Tracing the remnants of Andromeda’s violent history

“We performed the first detailed characterization of the chemical composition and geometric motion of the stars in this region of our neighboring galaxy, demonstrating conclusively that the NE shelf is a tidal shell predominately composed of debris from a collision,” Escala explained.

Their research also shows that the NE shelf is part of a multi-shell system with the galaxy’s West and Southeast shelves, and that the material in these regions is consistent with that of Andromeda’s Giant Stellar Stream, implying that all of these tidal features may have originated from the same source.

“Our findings are consistent with modeling predictions that the Giant Stellar Stream is the first material loop from a collision and the NE shelf is the second layer wrap-around,” Escala concluded. This level of analysis confirms previous predictions about Andromeda’s violent past and contributes to astronomers’ understanding of how material accreted by collisions shapes a galaxy’s surrounding features and evolutionary history.

For centuries, astronomers considered the Andromeda Galaxy to be a component of the Milky Way Galaxy, i.e., a spiral nebula similar to other glowing masses of gas in the local galactic system (hence the misnomer Andromeda Nebula). Only in the 1920s did American astronomer Edwin Powell Hubble establish conclusively that the Andromeda galaxy existed independently of the Milky Way.

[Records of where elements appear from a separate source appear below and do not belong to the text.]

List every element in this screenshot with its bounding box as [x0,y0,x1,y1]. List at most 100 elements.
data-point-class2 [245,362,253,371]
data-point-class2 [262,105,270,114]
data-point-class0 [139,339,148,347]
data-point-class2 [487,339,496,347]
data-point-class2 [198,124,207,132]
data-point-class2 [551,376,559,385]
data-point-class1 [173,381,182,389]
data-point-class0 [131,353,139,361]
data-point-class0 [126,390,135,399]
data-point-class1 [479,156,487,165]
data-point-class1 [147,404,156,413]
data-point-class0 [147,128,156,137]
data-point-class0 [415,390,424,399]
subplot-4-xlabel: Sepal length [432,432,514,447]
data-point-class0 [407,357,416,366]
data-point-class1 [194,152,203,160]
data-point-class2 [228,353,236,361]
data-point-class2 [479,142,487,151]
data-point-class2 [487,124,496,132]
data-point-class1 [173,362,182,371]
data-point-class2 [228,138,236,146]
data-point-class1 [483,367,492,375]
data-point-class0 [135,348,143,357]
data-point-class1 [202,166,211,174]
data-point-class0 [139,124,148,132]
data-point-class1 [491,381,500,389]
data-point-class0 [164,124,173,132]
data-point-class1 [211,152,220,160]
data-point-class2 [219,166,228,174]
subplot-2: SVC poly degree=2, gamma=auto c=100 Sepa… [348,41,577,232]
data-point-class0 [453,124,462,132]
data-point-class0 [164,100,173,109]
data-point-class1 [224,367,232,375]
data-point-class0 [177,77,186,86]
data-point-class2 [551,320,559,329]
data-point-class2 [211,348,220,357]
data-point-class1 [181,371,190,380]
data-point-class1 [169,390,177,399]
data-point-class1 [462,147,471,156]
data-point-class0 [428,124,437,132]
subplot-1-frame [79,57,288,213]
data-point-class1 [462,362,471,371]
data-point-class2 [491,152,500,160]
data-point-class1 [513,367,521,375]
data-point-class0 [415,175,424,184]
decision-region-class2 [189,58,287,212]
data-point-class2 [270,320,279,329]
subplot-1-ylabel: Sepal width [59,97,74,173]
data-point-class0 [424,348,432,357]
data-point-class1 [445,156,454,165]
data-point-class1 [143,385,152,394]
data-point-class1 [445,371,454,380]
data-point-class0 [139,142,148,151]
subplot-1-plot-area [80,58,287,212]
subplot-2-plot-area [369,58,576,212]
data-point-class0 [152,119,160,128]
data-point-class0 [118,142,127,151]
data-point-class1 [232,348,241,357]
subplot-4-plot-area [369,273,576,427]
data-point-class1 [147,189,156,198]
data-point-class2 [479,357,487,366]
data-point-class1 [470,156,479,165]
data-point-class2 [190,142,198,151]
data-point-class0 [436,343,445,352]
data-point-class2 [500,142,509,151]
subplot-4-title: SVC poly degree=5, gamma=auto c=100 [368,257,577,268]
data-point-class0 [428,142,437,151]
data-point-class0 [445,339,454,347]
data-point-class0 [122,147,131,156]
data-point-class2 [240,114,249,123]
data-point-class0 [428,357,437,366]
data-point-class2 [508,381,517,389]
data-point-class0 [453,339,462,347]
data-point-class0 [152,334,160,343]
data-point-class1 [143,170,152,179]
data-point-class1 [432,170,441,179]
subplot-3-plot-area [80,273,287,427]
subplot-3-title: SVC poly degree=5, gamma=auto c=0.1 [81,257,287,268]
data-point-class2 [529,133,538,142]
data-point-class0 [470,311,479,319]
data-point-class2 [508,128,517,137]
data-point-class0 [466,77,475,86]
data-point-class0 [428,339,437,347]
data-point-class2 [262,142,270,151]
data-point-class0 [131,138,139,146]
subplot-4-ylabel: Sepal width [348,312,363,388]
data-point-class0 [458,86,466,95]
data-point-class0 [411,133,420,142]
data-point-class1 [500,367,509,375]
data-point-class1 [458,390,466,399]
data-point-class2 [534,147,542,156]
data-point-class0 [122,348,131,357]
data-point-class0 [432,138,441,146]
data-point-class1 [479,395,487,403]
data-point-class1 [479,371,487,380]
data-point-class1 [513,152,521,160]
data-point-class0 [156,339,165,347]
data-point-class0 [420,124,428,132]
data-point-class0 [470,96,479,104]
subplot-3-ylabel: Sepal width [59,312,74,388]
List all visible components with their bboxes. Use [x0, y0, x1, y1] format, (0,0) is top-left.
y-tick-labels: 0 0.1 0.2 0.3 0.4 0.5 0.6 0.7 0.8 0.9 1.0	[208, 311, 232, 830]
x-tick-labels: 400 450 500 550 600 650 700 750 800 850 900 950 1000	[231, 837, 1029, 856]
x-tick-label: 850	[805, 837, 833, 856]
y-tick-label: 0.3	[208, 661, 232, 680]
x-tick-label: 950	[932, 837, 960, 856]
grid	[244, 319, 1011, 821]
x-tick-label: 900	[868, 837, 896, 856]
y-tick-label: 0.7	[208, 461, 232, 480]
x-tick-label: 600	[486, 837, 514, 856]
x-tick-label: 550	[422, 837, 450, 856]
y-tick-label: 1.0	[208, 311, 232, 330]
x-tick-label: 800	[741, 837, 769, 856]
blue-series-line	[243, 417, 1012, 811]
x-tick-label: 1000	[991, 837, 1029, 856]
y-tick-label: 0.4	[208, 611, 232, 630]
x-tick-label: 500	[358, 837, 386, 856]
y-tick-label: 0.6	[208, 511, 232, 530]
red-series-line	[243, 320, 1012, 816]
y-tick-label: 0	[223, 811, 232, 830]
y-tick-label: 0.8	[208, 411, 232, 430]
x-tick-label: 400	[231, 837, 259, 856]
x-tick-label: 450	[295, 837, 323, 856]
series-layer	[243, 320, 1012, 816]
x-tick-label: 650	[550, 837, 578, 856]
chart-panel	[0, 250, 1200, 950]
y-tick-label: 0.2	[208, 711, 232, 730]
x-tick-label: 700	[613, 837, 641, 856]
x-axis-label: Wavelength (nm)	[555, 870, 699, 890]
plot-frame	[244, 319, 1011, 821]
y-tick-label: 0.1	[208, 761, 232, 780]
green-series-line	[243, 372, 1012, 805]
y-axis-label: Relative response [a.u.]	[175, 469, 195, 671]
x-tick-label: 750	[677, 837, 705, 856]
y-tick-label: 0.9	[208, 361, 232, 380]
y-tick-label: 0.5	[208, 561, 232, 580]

The Andromeda Galaxy has a history that includes collisions with and accretion of other galaxies. It’s strange close companion, M32, has a structure that suggests it was once a normal, more massive galaxy that lost much of its outer parts and possibly all of its globular clusters to M31 in a previous encounter. Deep surveys of the Andromeda Galaxy’s outer parts have revealed massive coherent structures of star streams and clouds, with properties indicating that these include the outer remnants of smaller galaxies “eaten” by the giant central galaxy, as well as clouds of M31 stars ejected by the collision’s strong tidal forces.